After a test plan was approved via multiple sources, I worked with Ad Operations team to setup the test on our internal web tools, and then I input the creatives and budgets. I added any targeting parameters and selected correct bid selections and models for our media buying.
A Simple Example of a SQL 'Left Join' Across Multiple Databases
Database Queries - DBVisualizer / SQL / Presto / HIVE / Vertica
Using SQL code, I pulled reports from our database that I then processed and compiled into trends that the company could use to take actions on future testing and content builds.
Graph Plotting for Ranking Analysis
Once I pulled the reports, I used excel functions to pivot the data in useable bites, before finally running the results through statistical testing and plotted the results via bell curves using standard deviations. Each curve represents the possible CTR of a specific creative up to 3 standard deviations from the mean CTR in our results.
CTR Over Time Comparing Operating Systems
By comparing our data in apples-to-apples conditions, I am able to find trends and directions for our team to take. This includes finding unique wins that would otherwise be missed in rolled up data reports.

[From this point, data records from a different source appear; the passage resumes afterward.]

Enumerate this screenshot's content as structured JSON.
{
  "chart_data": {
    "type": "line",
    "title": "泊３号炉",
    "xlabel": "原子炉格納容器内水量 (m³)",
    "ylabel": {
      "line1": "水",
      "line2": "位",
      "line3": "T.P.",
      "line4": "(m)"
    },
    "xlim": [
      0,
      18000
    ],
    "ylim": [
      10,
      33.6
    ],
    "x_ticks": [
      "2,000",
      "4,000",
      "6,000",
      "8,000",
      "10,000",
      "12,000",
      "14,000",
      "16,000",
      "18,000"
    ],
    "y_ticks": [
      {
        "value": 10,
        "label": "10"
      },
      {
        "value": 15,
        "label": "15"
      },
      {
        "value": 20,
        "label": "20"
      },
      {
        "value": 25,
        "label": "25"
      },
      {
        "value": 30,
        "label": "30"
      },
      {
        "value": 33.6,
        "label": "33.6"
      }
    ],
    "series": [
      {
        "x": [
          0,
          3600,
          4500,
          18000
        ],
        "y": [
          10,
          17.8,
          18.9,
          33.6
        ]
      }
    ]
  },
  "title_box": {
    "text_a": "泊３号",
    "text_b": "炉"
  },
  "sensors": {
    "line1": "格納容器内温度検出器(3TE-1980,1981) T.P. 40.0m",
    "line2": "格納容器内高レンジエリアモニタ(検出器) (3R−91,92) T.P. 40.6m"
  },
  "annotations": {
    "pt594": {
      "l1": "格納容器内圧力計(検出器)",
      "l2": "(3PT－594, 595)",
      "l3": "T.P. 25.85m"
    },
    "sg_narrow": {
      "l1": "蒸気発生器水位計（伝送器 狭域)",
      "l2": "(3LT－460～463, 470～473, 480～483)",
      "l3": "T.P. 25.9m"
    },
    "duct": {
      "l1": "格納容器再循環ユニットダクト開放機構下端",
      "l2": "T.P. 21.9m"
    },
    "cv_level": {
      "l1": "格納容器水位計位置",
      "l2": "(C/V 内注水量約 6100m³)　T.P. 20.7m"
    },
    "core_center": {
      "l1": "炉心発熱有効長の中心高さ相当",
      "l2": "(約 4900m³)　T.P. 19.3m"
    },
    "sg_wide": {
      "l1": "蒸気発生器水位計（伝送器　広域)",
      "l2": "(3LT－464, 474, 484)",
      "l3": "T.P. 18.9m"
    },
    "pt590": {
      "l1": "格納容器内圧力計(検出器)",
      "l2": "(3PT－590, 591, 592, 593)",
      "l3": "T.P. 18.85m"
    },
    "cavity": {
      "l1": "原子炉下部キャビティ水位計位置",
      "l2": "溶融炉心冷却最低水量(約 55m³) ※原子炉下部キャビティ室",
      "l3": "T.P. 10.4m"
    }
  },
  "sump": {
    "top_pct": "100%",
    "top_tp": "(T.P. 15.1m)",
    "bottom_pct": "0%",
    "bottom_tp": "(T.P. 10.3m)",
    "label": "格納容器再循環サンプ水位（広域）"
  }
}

Publisher Analysis Across Operating Systems
I am able to utilize our data insights to direct our media spend to the highest return on investment publishers, and to detect fraud across operating systems, geos, and exchanges.
Using popular methodologies like Chi-Squared and Bayesian Analysis, I can plot performance and direct our team to the statistically significant results over wasting ad spend on under performing creatives.